In my last post, I profiled what you would need to do to get Visual Studio to use the Mono compiler for compiling your Mono projects. I also created 3 basic Mono project templates that are available for download.
Apparently, they have some appeal as they have been downloaded a couple of hundred times, so that’s good.
Also, it looks as though Mono is getting some additional traction and good looks from others in the Microsoft community. That is good, it should.
I have also made it a priority for dashCommerce to run on Mono in future revs as I think this is a huge win for software products in general, but especially so for open source projects.
But, one thing that I left out of the previous post was some Mono item templates.
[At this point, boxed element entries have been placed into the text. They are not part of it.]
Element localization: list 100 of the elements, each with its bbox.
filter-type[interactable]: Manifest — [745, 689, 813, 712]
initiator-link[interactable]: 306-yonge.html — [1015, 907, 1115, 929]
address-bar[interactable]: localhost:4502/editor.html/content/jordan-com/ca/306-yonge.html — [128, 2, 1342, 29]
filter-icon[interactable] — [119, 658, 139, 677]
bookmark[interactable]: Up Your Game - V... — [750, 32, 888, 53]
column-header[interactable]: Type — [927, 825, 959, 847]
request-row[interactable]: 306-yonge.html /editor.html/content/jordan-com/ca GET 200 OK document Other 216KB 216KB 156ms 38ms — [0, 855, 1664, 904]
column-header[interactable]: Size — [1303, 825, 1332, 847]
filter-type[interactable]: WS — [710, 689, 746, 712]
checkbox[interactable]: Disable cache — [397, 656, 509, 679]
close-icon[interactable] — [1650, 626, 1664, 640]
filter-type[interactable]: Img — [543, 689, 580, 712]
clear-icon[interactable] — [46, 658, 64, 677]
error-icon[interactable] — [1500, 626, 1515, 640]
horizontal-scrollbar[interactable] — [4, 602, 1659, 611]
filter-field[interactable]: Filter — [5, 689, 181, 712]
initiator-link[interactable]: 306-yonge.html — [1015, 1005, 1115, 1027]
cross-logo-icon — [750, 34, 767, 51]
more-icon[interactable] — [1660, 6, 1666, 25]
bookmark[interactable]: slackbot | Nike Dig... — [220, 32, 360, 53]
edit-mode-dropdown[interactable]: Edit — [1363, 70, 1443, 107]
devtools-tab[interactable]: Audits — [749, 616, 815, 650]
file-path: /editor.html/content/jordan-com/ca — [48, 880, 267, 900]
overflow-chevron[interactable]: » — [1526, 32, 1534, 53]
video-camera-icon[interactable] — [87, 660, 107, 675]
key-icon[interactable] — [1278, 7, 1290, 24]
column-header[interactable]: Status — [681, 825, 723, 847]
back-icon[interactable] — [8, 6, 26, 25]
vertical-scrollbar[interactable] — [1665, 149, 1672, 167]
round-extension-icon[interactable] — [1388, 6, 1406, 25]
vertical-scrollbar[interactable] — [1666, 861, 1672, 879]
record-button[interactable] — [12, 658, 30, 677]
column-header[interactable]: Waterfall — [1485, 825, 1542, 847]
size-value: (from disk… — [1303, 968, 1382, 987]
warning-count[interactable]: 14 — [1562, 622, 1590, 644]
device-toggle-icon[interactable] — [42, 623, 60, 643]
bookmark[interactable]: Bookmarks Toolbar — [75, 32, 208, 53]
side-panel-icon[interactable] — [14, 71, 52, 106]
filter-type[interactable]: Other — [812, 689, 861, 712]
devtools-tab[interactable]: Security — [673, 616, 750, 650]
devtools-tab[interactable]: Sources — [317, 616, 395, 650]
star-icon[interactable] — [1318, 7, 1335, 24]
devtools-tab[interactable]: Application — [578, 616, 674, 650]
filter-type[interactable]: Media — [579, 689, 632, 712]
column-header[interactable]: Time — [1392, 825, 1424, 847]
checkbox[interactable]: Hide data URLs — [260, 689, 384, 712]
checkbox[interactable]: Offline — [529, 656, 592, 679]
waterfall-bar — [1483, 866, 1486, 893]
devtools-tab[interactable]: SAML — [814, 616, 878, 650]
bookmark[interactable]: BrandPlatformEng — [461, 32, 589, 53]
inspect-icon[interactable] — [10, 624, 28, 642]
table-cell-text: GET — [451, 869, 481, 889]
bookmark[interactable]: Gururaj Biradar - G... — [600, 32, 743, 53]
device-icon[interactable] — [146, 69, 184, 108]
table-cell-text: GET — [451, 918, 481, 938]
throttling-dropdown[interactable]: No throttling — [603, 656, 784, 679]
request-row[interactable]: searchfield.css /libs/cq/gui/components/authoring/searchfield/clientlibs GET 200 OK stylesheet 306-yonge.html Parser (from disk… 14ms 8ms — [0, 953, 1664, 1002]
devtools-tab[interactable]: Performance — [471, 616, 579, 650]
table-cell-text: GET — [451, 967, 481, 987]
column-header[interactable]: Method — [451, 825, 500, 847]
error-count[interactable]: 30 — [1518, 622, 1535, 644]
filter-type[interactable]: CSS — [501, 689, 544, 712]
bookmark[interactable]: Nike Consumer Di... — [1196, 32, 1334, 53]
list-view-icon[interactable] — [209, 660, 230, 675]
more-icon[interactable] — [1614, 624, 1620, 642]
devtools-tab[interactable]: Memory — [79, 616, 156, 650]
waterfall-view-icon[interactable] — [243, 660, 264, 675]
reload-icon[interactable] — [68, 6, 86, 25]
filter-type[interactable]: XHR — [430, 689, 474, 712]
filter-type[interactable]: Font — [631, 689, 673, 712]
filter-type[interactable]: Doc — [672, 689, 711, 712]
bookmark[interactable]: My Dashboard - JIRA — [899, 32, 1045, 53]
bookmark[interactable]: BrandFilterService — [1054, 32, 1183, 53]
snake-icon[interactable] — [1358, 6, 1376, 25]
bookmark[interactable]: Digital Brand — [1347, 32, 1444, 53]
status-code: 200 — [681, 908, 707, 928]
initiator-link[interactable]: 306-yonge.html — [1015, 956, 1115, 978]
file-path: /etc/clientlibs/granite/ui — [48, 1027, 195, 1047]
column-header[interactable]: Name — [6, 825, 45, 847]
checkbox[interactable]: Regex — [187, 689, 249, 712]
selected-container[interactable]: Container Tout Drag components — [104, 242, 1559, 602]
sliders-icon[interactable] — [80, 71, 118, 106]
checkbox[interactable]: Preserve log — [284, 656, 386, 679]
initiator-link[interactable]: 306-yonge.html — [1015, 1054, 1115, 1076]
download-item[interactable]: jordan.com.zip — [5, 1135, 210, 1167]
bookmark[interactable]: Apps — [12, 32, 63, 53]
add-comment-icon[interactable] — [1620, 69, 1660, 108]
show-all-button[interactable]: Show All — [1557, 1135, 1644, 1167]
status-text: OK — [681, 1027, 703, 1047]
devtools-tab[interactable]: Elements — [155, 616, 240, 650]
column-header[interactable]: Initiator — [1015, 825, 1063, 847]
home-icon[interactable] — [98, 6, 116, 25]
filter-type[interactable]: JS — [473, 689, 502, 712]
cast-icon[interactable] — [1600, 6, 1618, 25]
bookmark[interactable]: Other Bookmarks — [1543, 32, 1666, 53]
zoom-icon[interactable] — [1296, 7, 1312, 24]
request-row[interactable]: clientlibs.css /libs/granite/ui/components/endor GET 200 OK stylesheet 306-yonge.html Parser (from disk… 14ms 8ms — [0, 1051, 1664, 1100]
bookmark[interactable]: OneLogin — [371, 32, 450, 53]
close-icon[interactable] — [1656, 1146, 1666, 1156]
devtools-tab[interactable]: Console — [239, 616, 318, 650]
Specifically, some standard stock templates because if you add a stock item (like a Web Form) to your project that references .NET assemblies, you will get this lovely little creature when you compile:
Which is basically telling you that Mono has no idea what the heck the referenced assembly is! So, how to fix it? Well, you need some item templates that reference the Mono assemblies and not the .NET assemblies.
I have gone ahead and created the following templates for use in your Mono projects:
- Class
- Interface
- Master Page
- Web Content Form
- Web Form
- Web Service
- Web User Control
You can download these item templates from here (as well as the Project Templates). Once you download them, you can put them in My Documents\Visual Studio 2008\Templates\ItemTemplates\Visual C#\Mono and you should be good to go.
That being said, there was a recent Beta release of MonoDevelop 2.0 and I am hearing good things about it, so all this may be for naught if it is a solid IDE, but I am easing into this and frankly, I think MS and Visual Studio should support development on the Mono platform. But maybe that’s just me.
March 12, 2009 at 10:55 am
Hi,
The support of Mono means dashCommerce won’t support .net 3.5 / linq?
March 15, 2009 at 9:10 am
Yes and no.
Mono is not on a release to release trajectory with .NET. Meaning, they have features of 3.0 and 3.5 available now, although they are not at a 3.0 or 3.5 release. So, you have things like LINQ and ASP.NET Routing (to allow for MVC) in the 2.2 release of Mono. They seem to focus (smartly) on where the sweet spots are for .NET and get those features implemented pretty quickly.
April 3, 2009 at 4:32 pm
Thanks for the help
The Template for windows forms Do you have?
April 3, 2009 at 6:42 pm
No, sorry. I don’t do too much winform development anymore.
April 30, 2009 at 10:32 am
Hi. I’ve just linked to your articles from my blog. One question: How do you convince an open-source, anti-Microsoft fanatic that Mono is the way to go — even on Unix Solaris servers running JBoss? I’ve had no luck thus far. Thanks.
May 2, 2009 at 3:47 am
Hi.
I’ve compiled C++/CLI code using VS compiler and was hit by this error.. no workaround for me then, since it is C++/CLI?
thanks, Dmitry
November 29, 2009 at 11:37 am
I followed the previous instructions to a tee, but i get an error while trying to create a library project
It is pointing to a directory that was never defined anywhere:
“C:\build\Mono.CSharp.targets” was not found. Confirm the path in the declaration is correct, and that file exists on disk.” This path has never been defined anywhere. Its like its reading a config file from somewhere else and trying to apply settings i didnt create.
Any IDeas? I had several colleagues with the same problem, and I think this is a common issue. People will simply give up on Mono +VS when a first time error occurs, on something that simple.
Thanks
November 29, 2009 at 11:44 am
Did you follow the instructions here: http://chriscyvas.com/2009/02/16/getting-mono-and-visual-studio-to-play-nice-together/ ?
The explicitly call out the build directory and the files in it.